Pada gambar dengan keterangan Orang tua yang saling menerima sebagai saudara;Â pasangan suami-isteri yang berseragam menempatkan sehelai kain tenun pada ayah dari anak yang diserahkan. Tempat sirih-pinang yang diletakkan di meja sebagai simbol terima kasih telah menyerahkan seorang anak menjadi anak yuridis adat pada pasangan suami-isteri ini. Kain tenun yang ditempatkan di bahu sebagai pertanda penerimaan untuk selanjutnya menjadi saudara yang tak terpisahkan di dalam rumah adat Umi Nii Baki-Koro'oto.
Anak yang diserahkan telah berlangsung pada masa yang sangat lama di atas 20 tahun. Saat itu, ada kejadian ibu meninggal dunia.
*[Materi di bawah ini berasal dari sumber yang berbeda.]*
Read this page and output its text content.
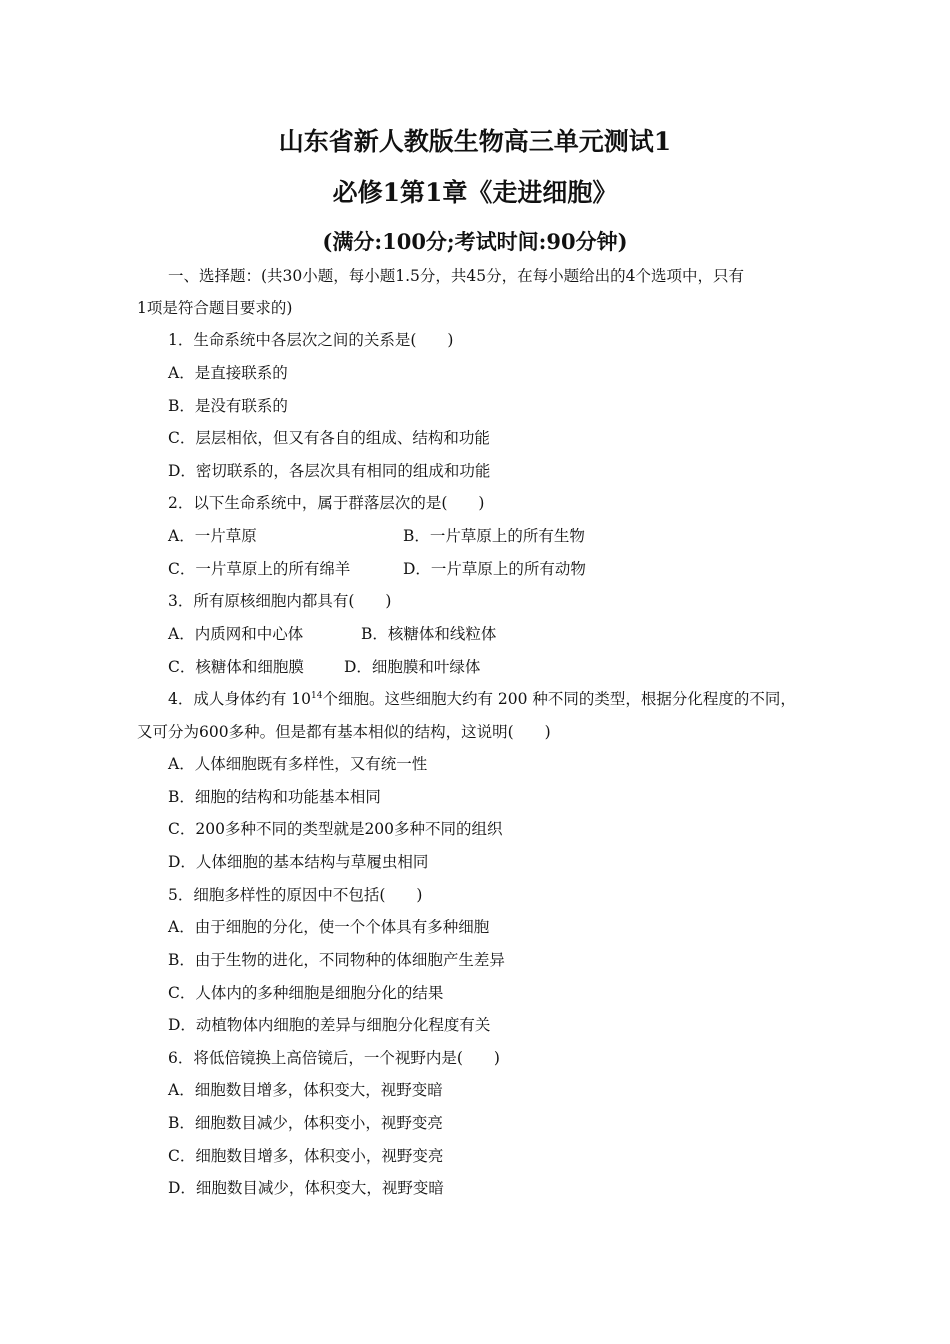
山东省新人教版生物高三单元测试1
必修1第1章《走进细胞》
(满分:100分;考试时间:90分钟)
一、选择题：(共30小题，每小题1.5分，共45分，在每小题给出的4个选项中，只有
1项是符合题目要求的)
1．生命系统中各层次之间的关系是(　　)
A．是直接联系的
B．是没有联系的
C．层层相依，但又有各自的组成、结构和功能
D．密切联系的，各层次具有相同的组成和功能
2．以下生命系统中，属于群落层次的是(　　)
A．一片草原	B．一片草原上的所有生物
C．一片草原上的所有绵羊	D．一片草原上的所有动物
3．所有原核细胞内都具有(　　)
A．内质网和中心体	B．核糖体和线粒体
C．核糖体和细胞膜	D．细胞膜和叶绿体
4．成人身体约有 $10^{14}$个细胞。这些细胞大约有 200 种不同的类型，根据分化程度的不同，
又可分为600多种。但是都有基本相似的结构，这说明(　　)
A．人体细胞既有多样性，又有统一性
B．细胞的结构和功能基本相同
C．200多种不同的类型就是200多种不同的组织
D．人体细胞的基本结构与草履虫相同
5．细胞多样性的原因中不包括(　　)
A．由于细胞的分化，使一个个体具有多种细胞
B．由于生物的进化，不同物种的体细胞产生差异
C．人体内的多种细胞是细胞分化的结果
D．动植物体内细胞的差异与细胞分化程度有关
6．将低倍镜换上高倍镜后，一个视野内是(　　)
A．细胞数目增多，体积变大，视野变暗
B．细胞数目减少，体积变小，视野变亮
C．细胞数目增多，体积变小，视野变亮
D．细胞数目减少，体积变大，视野变暗
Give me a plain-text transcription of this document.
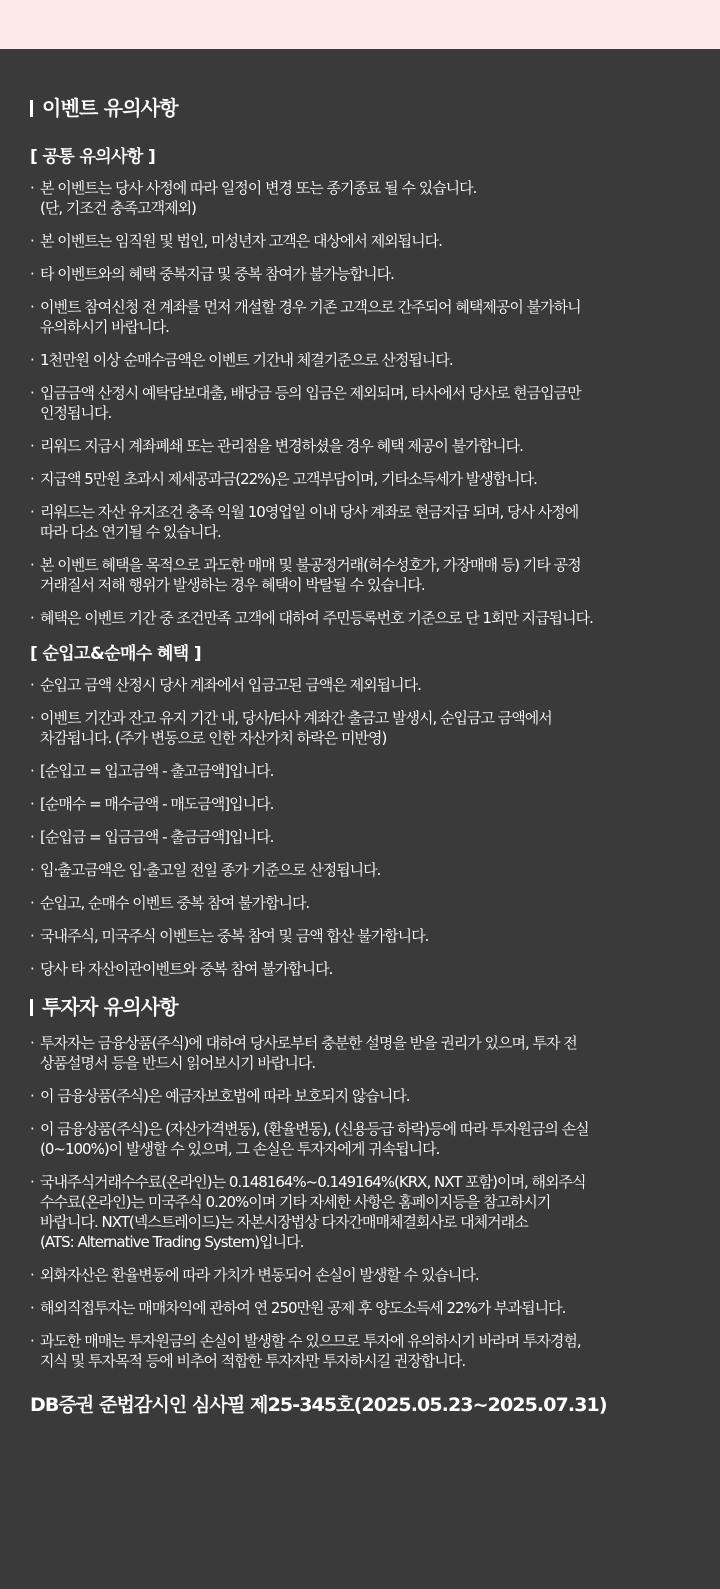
이벤트 유의사항
[ 공통 유의사항 ]
· 본 이벤트는 당사 사정에 따라 일정이 변경 또는 종기종료 될 수 있습니다.
(단, 기조건 충족고객제외)
· 본 이벤트는 임직원 및 법인, 미성년자 고객은 대상에서 제외됩니다.
· 타 이벤트와의 혜택 중복지급 및 중복 참여가 불가능합니다.
· 이벤트 참여신청 전 계좌를 먼저 개설할 경우 기존 고객으로 간주되어 혜택제공이 불가하니
유의하시기 바랍니다.
· 1천만원 이상 순매수금액은 이벤트 기간내 체결기준으로 산정됩니다.
· 입금금액 산정시 예탁담보대출, 배당금 등의 입금은 제외되며, 타사에서 당사로 현금입금만
인정됩니다.
· 리워드 지급시 계좌폐쇄 또는 관리점을 변경하셨을 경우 혜택 제공이 불가합니다.
· 지급액 5만원 초과시 제세공과금(22%)은 고객부담이며, 기타소득세가 발생합니다.
· 리워드는 자산 유지조건 충족 익월 10영업일 이내 당사 계좌로 현금지급 되며, 당사 사정에
따라 다소 연기될 수 있습니다.
· 본 이벤트 혜택을 목적으로 과도한 매매 및 불공정거래(허수성호가, 가장매매 등) 기타 공정
거래질서 저해 행위가 발생하는 경우 혜택이 박탈될 수 있습니다.
· 혜택은 이벤트 기간 중 조건만족 고객에 대하여 주민등록번호 기준으로 단 1회만 지급됩니다.
[ 순입고&순매수 혜택 ]
· 순입고 금액 산정시 당사 계좌에서 입금고된 금액은 제외됩니다.
· 이벤트 기간과 잔고 유지 기간 내, 당사/타사 계좌간 출금고 발생시, 순입금고 금액에서
차감됩니다. (주가 변동으로 인한 자산가치 하락은 미반영)
· [순입고 = 입고금액 - 출고금액]입니다.
· [순매수 = 매수금액 - 매도금액]입니다.
· [순입금 = 입금금액 - 출금금액]입니다.
· 입·출고금액은 입·출고일 전일 종가 기준으로 산정됩니다.
· 순입고, 순매수 이벤트 중복 참여 불가합니다.
· 국내주식, 미국주식 이벤트는 중복 참여 및 금액 합산 불가합니다.
· 당사 타 자산이관이벤트와 중복 참여 불가합니다.
투자자 유의사항
· 투자자는 금융상품(주식)에 대하여 당사로부터 충분한 설명을 받을 권리가 있으며, 투자 전
상품설명서 등을 반드시 읽어보시기 바랍니다.
· 이 금융상품(주식)은 예금자보호법에 따라 보호되지 않습니다.
· 이 금융상품(주식)은 (자산가격변동), (환율변동), (신용등급 하락)등에 따라 투자원금의 손실
(0~100%)이 발생할 수 있으며, 그 손실은 투자자에게 귀속됩니다.
· 국내주식거래수수료(온라인)는 0.148164%~0.149164%(KRX, NXT 포함)이며, 해외주식
수수료(온라인)는 미국주식 0.20%이며 기타 자세한 사항은 홈페이지등을 참고하시기
바랍니다. NXT(넥스트레이드)는 자본시장법상 다자간매매체결회사로 대체거래소
(ATS: Alternative Trading System)입니다.
· 외화자산은 환율변동에 따라 가치가 변동되어 손실이 발생할 수 있습니다.
· 해외직접투자는 매매차익에 관하여 연 250만원 공제 후 양도소득세 22%가 부과됩니다.
· 과도한 매매는 투자원금의 손실이 발생할 수 있으므로 투자에 유의하시기 바라며 투자경험,
지식 및 투자목적 등에 비추어 적합한 투자자만 투자하시길 권장합니다.
DB증권 준법감시인 심사필 제25-345호(2025.05.23~2025.07.31)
Bapak merasa perlu menyerahkan anaknya kepada orang yang tepat untuk merawat dan membesarkan, jika memungkinkan menyekolahkannya. Tanggung jawab telah diterima, anak itu telah mencapai pendidikan tinggi dan berprofesi sebagai Jurnalis/Wartawan media online https:/infontt.com. Seorang Jurnalis/Wartawan yang telah lulus uji kompetensi dengan sebutan Wartawan Muda.
Seluruh rangkaian acara adat mencapai puncaknya ketika pemimpin upacara adat menyampaikan bahwa seseorang anak (pemuda) telah diterima menjadi bagian tak terpisahkan dari Umi Nii Baki-Koro'oto dan kepadanya telah disematkan nama sakral (akuf/akun). Selanjutnya kepada pemangku adat, pemangku institusi keagamaan, kerabat, sahabat dan publik yang paham budaya, akan menyapa sesuai nama itu, selain nama yang tertera di dalam dokumen-dokumen resmi.